Babel — Too Much

by Scott Smith

Rented Babel. Not a good move. The film is too long. Someone should have told the auteur to cut the film by 30 minutes. Note to Ken Burns — Someone at PBS should have told you 6 hours top for The War.

Back to Babel.

I could care less about the characters except for the Japanese teen girl who broke my heart. I didn’t care because the political agenda controlled the story. Maybe that’s why I liked the teen — she didn’t seem to suffer at the hands of ‘The Rifle.’

The rifle begins our tale when a pair of pre-teen Moroccan brothers take their father’s new rifle with them to the mountains. They are grazing the family’s goats, which would be the definition of boredom. Why not shoot the gun?

And they do. At a tourist bus. Go figure, the youngest brother fires a rifle better than Butch and Sundance robbed banks.

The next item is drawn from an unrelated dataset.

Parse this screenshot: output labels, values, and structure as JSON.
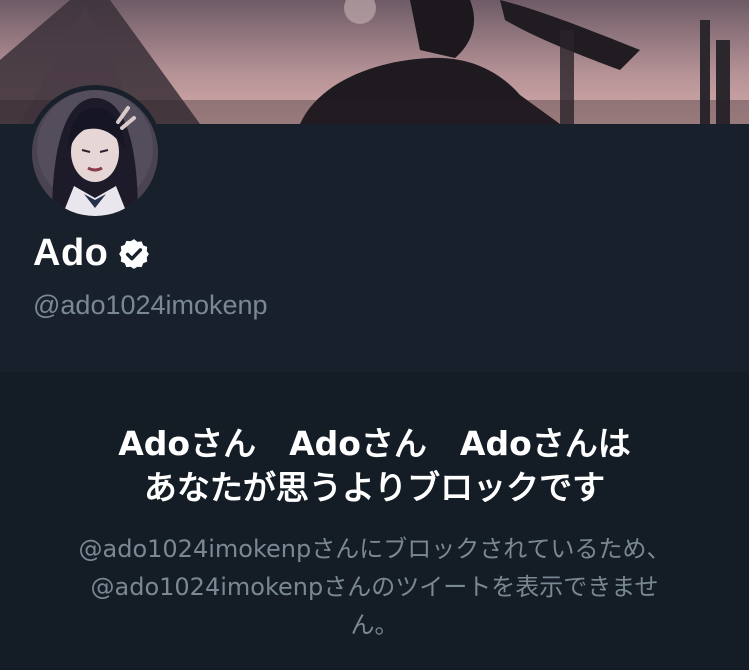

The film breaks into four parts: Moroccan kids, white people (Brad Pitt and Cate Blanchette) in Morocco, the Japanese teen, and the Mexican nanny who cares for Pitt and Blanchette’s kids.

Four different perspectives is quite difficult in a novel and damn problematic in a film. The rifle is a bit flimsy to hold the pieces together. Also, using the press as a thread weaving in and out of the stories is a tired device.

Our auteur aims at violence, police and the press instead of a compelling story with characters deserving my understanding. He misses badly, like the older Moroccan brother shooting at jackals with ‘The Rifle.’